Micro-computed tomography (micro-CT) is a novel tool for monitoring acute and chronic disease states in small laboratory animals. Its value for assessing progressive lung fibrosis in mice has not been reported so far. Here we examined the importance of in vivo micro-CT as non-invasive tool to assess progression of pulmonary fibrosis in mice over time.


Pulmonary fibrosis was induced in mice by intratracheal delivery of an adenoviral gene vector encoding biologically active TGF-ß1 (AdTGF-ß1). Respiratory gated and ungated micro-CT scans were performed at 1, 2, 3, and 4 weeks post pulmonary adenoviral gene or control vector delivery, and were then correlated with respective histopathology-based Ashcroft scoring of pulmonary fibrosis in mice. Visual assessment of image quality and consolidation was performed by 3 observers and a semi-automated quantification algorithm was applied to quantify aerated pulmonary volume as an inverse surrogate marker for pulmonary fibrosis.

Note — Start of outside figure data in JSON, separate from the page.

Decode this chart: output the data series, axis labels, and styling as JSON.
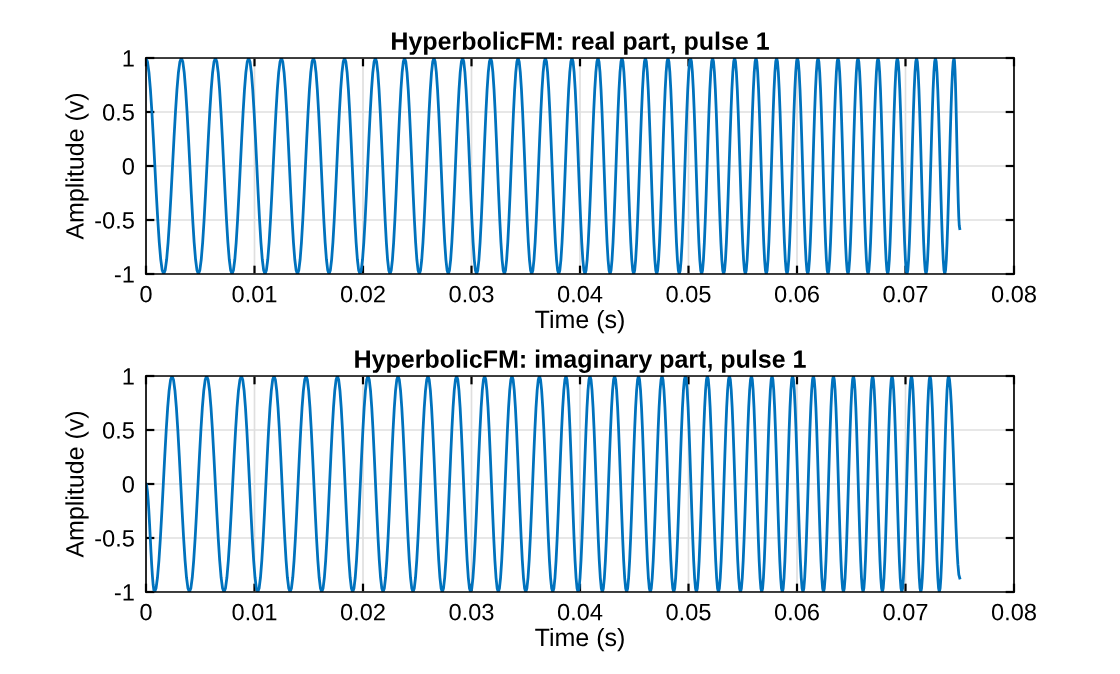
{
  "chart_data": [
    {
      "type": "line",
      "title": "HyperbolicFM: real part, pulse 1",
      "xlabel": "Time (s)",
      "ylabel": "Amplitude (v)",
      "series": [
        {
          "color": "#0072bd",
          "x": [
            0,
            0.00163,
            0.00326,
            0.00483,
            0.0064,
            0.00793,
            0.00946,
            0.01097,
            0.01248,
            0.01396,
            0.01543,
            0.01687,
            0.0183,
            0.01972,
            0.02114,
            0.02249,
            0.02383,
            0.02519,
            0.02654,
            0.02786,
            0.02918,
            0.03047,
            0.03176,
            0.03303,
            0.03429,
            0.03555,
            0.03681,
            0.03804,
            0.03926,
            0.04046,
            0.04166,
            0.04277,
            0.04387,
            0.04495,
            0.04603,
            0.04707,
            0.04811,
            0.04915,
            0.05019,
            0.05121,
            0.05222,
            0.05324,
            0.05425,
            0.05524,
            0.05622,
            0.05717,
            0.05812,
            0.05908,
            0.06004,
            0.06099,
            0.06194,
            0.06286,
            0.06378,
            0.0647,
            0.06562,
            0.06655,
            0.06747,
            0.06836,
            0.06925,
            0.07014,
            0.07102,
            0.07189,
            0.07276,
            0.07362,
            0.07447,
            0.075
          ],
          "values": [
            1,
            -1,
            1,
            -1,
            1,
            -1,
            1,
            -1,
            1,
            -1,
            1,
            -1,
            1,
            -1,
            1,
            -1,
            1,
            -1,
            1,
            -1,
            1,
            -1,
            1,
            -1,
            1,
            -1,
            1,
            -1,
            1,
            -1,
            1,
            -1,
            1,
            -1,
            1,
            -1,
            1,
            -1,
            1,
            -1,
            1,
            -1,
            1,
            -1,
            1,
            -1,
            1,
            -1,
            1,
            -1,
            1,
            -1,
            1,
            -1,
            1,
            -1,
            1,
            -1,
            1,
            -1,
            1,
            -1,
            1,
            -1,
            1,
            -0.58
          ]
        }
      ],
      "xlim": [
        0,
        0.08
      ],
      "xticks": [
        0,
        0.01,
        0.02,
        0.03,
        0.04,
        0.05,
        0.06,
        0.07,
        0.08
      ],
      "ylim": [
        -1,
        1
      ],
      "yticks": [
        -1,
        -0.5,
        0,
        0.5,
        1
      ],
      "grid": true
    },
    {
      "type": "line",
      "title": "HyperbolicFM: imaginary part, pulse 1",
      "xlabel": "Time (s)",
      "ylabel": "Amplitude (v)",
      "series": [
        {
          "color": "#0072bd",
          "x": [
            0,
            0.00079,
            0.0024,
            0.004,
            0.00559,
            0.00719,
            0.00879,
            0.0103,
            0.0118,
            0.01328,
            0.01475,
            0.0162,
            0.01764,
            0.01905,
            0.02046,
            0.02185,
            0.02323,
            0.02461,
            0.02599,
            0.02731,
            0.02863,
            0.02992,
            0.03121,
            0.03247,
            0.03373,
            0.035,
            0.03626,
            0.03749,
            0.03871,
            0.03982,
            0.04092,
            0.04206,
            0.04319,
            0.0443,
            0.0454,
            0.04648,
            0.04756,
            0.04864,
            0.04971,
            0.05073,
            0.05174,
            0.05276,
            0.05377,
            0.05479,
            0.0558,
            0.05675,
            0.0577,
            0.05865,
            0.05959,
            0.06055,
            0.06151,
            0.06244,
            0.06336,
            0.06428,
            0.0652,
            0.06609,
            0.06697,
            0.06787,
            0.06876,
            0.06966,
            0.07055,
            0.07141,
            0.07226,
            0.07312,
            0.07397,
            0.075
          ],
          "values": [
            0,
            -1,
            1,
            -1,
            1,
            -1,
            1,
            -1,
            1,
            -1,
            1,
            -1,
            1,
            -1,
            1,
            -1,
            1,
            -1,
            1,
            -1,
            1,
            -1,
            1,
            -1,
            1,
            -1,
            1,
            -1,
            1,
            -1,
            1,
            -1,
            1,
            -1,
            1,
            -1,
            1,
            -1,
            1,
            -1,
            1,
            -1,
            1,
            -1,
            1,
            -1,
            1,
            -1,
            1,
            -1,
            1,
            -1,
            1,
            -1,
            1,
            -1,
            1,
            -1,
            1,
            -1,
            1,
            -1,
            1,
            -1,
            1,
            -0.87
          ]
        }
      ],
      "xlim": [
        0,
        0.08
      ],
      "xticks": [
        0,
        0.01,
        0.02,
        0.03,
        0.04,
        0.05,
        0.06,
        0.07,
        0.08
      ],
      "ylim": [
        -1,
        1
      ],
      "yticks": [
        -1,
        -0.5,
        0,
        0.5,
        1
      ],
      "grid": true
    }
  ]
}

We found a significant correlation between classical Ashcroft scoring and micro-CT assessment using both visual assessment and the semi-automated quantification algorithm. Pulmonary fibrosis could be clearly detected in micro-CT, image quality values were higher for respiratory gated exams, although differences were not significant. For assessment of fibrosis no significant difference between respiratory gated and ungated exams was observed.


Together, we show that micro-CT is a powerful tool to assess pulmonary fibrosis in mice, using both visual assessment and semi-automated quantification algorithms. These data may be important in view of pre-clinical pharmacologic interventions for the treatment of lung fibrosis in small laboratory animals.